One of the most challenging things I have found over the years is finding families that work well with your own. Oh sure, I have plenty of girlfriends for girls’ night out. That is not a problem. But when searching for the family that you want to come over, hang out, cook-out and let the kids play together, it is quite difficult. There are a great deal of requirements (in no specific order):

1. The husbands must have similar interests and get along
2. The wives must get along
3. A boy around my son’s age
4. A girl around my daughter’s age
5. The other child(ren) must not destroy my house (I am pretty laid back, but I must not fear the ceiling is coming through onto the main floor at any time!)
6. Oh, and the kids must get along

Wow! Is that even possible? Over the past few years our greatest friends have stemmed from the friendships my son built while at Primrose. There are four or five families that usually do very well together as a group, but only one family that I can truly say is a perfect fit for our family. The Martins meet all the above requirements, except there is one problem…the husband travels 4-5 days each week, and the wife travels a fair amount. So, when the weekend rolls around they are ready for some family time together, and that is certainly understandable. As a result of their traveling jobs, we only get to see them about once every three months. Being the social people we are, we have decided we need a clone of them to fill in the rest of the year. My husband has compared them to Land Rovers…you need two so you always have one when the other is in the shop.

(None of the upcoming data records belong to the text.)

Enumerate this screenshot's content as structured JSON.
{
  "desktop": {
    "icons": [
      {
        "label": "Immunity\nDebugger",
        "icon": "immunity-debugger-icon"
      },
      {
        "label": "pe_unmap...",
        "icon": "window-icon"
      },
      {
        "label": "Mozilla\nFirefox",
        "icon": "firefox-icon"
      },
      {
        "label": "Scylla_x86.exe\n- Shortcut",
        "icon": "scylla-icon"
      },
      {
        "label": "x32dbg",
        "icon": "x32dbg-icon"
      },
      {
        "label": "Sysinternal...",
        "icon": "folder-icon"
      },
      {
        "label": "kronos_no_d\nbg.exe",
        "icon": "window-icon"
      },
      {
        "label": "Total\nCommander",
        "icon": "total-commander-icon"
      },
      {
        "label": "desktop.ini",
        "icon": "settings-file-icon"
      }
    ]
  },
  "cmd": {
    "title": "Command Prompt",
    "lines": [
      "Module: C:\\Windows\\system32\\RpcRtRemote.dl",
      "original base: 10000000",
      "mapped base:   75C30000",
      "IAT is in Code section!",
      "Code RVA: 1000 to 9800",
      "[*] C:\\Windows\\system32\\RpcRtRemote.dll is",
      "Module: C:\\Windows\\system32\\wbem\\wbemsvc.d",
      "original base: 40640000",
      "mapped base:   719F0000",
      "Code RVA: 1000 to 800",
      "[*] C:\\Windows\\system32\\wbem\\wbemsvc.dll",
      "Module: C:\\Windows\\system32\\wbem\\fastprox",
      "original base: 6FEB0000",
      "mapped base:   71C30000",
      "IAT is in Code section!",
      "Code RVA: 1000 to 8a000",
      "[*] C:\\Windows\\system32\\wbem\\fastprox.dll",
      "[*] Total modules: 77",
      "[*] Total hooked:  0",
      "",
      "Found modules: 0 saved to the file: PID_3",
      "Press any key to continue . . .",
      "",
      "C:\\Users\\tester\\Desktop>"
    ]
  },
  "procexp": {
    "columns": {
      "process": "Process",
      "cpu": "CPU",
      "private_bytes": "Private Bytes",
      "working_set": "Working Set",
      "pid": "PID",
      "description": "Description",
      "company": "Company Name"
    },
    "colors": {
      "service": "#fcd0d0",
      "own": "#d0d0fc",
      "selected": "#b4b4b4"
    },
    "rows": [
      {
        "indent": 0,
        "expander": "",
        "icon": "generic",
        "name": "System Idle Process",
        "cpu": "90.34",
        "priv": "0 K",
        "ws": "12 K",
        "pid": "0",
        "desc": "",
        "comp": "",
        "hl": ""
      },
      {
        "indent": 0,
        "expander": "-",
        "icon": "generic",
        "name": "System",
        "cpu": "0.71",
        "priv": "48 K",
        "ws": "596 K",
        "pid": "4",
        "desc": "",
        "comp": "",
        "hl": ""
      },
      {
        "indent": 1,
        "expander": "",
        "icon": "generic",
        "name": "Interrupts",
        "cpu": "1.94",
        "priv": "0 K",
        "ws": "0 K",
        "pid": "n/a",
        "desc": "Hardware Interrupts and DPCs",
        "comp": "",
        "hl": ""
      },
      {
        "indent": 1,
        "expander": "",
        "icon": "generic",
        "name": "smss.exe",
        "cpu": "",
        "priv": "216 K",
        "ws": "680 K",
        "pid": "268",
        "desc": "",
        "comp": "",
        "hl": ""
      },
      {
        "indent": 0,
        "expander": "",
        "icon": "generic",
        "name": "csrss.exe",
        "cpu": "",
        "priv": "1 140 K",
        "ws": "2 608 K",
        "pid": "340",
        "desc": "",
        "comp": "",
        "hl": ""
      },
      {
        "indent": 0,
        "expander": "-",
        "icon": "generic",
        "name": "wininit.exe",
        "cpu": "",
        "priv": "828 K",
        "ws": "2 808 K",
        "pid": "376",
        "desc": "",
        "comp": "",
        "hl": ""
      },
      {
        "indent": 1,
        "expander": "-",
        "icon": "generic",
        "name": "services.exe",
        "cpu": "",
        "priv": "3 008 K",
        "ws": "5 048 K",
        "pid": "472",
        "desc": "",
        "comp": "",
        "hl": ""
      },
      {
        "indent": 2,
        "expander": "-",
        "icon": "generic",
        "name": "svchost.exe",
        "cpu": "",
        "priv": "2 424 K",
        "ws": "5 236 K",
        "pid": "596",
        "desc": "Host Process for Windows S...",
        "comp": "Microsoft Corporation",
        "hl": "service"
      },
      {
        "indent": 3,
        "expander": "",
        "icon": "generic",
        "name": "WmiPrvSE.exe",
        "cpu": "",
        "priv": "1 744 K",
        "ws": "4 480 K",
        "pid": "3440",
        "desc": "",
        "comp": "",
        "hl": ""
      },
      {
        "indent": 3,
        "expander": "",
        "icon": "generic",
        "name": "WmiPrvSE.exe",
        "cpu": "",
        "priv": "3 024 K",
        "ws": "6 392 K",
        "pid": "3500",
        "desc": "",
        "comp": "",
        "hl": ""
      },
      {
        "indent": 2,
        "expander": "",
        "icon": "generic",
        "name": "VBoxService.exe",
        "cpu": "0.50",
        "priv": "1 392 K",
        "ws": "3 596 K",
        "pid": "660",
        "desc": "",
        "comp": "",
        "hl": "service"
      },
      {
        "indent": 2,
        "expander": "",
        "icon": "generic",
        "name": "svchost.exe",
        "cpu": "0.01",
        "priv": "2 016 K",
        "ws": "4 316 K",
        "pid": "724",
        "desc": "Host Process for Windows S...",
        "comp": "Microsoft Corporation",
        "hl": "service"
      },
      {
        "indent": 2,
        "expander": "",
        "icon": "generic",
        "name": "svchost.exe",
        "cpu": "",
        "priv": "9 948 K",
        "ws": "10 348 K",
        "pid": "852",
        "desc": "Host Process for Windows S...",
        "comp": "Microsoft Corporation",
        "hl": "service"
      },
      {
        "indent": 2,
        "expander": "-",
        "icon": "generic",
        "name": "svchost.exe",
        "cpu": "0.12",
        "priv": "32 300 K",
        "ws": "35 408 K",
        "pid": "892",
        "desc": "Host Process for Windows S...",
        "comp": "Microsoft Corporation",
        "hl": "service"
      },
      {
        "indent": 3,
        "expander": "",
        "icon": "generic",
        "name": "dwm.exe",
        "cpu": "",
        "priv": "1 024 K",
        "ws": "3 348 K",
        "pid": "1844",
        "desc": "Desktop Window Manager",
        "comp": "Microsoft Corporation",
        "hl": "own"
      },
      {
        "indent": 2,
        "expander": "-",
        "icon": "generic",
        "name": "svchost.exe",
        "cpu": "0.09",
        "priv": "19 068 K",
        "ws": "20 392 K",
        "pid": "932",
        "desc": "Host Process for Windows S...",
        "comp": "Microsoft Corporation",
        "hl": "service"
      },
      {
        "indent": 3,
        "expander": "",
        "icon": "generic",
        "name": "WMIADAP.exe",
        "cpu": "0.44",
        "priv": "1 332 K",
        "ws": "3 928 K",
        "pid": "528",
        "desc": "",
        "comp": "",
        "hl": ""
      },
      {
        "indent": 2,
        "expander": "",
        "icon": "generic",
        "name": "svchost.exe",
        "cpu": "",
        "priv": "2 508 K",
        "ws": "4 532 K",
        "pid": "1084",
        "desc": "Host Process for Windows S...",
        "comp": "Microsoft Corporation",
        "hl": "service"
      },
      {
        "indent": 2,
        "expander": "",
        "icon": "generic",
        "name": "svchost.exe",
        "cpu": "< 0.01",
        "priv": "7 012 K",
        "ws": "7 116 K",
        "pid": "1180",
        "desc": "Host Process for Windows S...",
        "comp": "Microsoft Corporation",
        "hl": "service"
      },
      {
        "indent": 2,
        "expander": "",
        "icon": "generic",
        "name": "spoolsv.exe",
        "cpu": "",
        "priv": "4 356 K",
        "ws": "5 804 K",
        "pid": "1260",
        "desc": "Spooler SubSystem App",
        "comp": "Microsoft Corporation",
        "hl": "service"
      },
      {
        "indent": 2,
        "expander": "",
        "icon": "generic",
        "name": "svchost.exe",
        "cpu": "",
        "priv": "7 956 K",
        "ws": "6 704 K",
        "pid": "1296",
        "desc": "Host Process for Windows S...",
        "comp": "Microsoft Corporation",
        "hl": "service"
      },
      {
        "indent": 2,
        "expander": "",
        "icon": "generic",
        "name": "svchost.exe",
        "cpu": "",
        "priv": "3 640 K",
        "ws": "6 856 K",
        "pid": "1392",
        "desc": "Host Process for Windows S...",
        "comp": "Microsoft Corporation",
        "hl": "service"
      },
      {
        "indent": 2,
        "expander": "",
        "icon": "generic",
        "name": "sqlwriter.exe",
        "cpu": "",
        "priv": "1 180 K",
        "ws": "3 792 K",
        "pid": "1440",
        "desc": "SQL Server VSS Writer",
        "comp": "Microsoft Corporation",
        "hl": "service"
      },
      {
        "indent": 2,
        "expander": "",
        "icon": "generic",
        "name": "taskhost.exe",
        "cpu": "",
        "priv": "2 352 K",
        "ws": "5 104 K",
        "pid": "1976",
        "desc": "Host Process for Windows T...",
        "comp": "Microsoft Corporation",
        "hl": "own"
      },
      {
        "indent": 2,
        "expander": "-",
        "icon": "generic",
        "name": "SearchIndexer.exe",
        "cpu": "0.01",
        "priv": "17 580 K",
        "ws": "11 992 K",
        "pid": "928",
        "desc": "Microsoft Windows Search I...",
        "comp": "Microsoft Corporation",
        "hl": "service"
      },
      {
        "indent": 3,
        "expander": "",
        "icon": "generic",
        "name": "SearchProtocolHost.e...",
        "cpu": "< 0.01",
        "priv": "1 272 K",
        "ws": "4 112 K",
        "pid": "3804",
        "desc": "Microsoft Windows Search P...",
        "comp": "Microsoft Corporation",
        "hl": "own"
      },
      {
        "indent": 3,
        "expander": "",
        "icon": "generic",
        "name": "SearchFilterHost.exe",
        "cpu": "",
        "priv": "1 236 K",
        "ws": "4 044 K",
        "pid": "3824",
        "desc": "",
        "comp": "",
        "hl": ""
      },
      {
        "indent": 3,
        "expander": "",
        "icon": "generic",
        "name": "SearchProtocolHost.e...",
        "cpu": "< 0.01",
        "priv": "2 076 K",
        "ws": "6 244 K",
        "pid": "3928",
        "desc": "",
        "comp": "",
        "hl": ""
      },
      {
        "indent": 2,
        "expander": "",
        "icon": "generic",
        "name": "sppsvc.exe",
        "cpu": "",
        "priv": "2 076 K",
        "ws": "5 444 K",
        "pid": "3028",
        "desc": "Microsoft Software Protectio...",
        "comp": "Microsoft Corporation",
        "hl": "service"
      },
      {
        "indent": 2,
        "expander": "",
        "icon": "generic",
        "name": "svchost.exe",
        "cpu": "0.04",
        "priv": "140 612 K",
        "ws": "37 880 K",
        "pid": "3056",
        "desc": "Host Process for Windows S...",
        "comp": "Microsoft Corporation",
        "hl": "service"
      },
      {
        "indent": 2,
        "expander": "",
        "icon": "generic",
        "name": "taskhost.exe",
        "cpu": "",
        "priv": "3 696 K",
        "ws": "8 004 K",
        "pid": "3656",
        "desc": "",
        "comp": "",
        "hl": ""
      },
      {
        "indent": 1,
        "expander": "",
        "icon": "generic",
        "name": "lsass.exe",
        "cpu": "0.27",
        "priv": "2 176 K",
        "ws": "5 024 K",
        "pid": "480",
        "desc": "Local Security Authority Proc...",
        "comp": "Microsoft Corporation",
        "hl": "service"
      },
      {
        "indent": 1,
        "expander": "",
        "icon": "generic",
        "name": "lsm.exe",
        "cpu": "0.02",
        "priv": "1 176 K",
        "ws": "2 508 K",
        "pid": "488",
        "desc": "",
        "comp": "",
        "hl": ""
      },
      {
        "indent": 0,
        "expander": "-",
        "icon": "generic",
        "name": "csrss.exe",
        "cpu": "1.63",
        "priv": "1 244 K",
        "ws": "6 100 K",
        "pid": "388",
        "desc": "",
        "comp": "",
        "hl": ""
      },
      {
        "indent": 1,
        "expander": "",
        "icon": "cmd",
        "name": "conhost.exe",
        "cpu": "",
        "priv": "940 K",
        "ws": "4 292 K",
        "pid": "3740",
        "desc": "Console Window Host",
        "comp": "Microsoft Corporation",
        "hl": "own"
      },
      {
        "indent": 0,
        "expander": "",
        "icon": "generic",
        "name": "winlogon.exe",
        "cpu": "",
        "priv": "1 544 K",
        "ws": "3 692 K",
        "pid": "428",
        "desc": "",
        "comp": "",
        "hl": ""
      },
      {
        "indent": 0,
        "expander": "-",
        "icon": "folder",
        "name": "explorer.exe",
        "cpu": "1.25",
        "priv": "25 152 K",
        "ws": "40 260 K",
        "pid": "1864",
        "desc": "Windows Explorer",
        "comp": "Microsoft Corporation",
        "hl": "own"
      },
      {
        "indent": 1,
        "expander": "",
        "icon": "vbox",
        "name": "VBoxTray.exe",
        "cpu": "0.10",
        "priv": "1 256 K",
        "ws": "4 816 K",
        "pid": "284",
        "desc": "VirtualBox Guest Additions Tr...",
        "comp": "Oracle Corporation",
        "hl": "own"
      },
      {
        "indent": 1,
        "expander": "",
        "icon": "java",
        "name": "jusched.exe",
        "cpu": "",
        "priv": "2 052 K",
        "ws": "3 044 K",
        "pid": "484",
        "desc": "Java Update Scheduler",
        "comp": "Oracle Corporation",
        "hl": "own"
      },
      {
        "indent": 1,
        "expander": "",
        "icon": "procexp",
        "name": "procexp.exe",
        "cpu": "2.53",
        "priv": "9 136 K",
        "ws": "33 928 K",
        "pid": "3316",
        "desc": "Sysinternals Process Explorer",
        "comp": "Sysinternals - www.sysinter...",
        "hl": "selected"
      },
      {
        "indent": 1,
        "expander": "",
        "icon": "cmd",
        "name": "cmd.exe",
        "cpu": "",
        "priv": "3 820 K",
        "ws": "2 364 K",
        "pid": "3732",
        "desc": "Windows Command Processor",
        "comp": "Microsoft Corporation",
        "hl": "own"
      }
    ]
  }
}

I often wonder why it is so hard to find that perfect family. Of course the age and gender of the kids always plays a major role in this situation. We have some other friends that match the age requirement with the children, but they have two girls, and my son doesn’t really find it fun to play with three girls. I don’t blame him, do you? Dress-up, pretend house and school are not really up his alley at seven. How about some superheroes and Legos?

My husband gets frustrated with trying to find men with similar interests. I understand his frustration. Unlike women who can always make small talk about their children, men are not going to sit around drinking wine talking about how Billy Bob went potty for the first time. So they definitely must have more in common; running, beer making, something.

Now there is one small problem I sometimes find with wives…I don’t do high maintenance. I cannot deal with moody women. What mood will they show up in today? I also am not the best at softening my opinion. I certainly say it nicely, but we may disagree. Who cares? That is what makes life interesting. So women that are easily offended usually don’t work with me. As a result, I have found I often do best drinking a beer on the front porch with the guys, then I won’t get in trouble.

So maybe this is a challenge that continues during each stage of life. Does it change as your kids get older and make different friends? Or is this just the life of living in a major metropolitan area where things are constantly changing?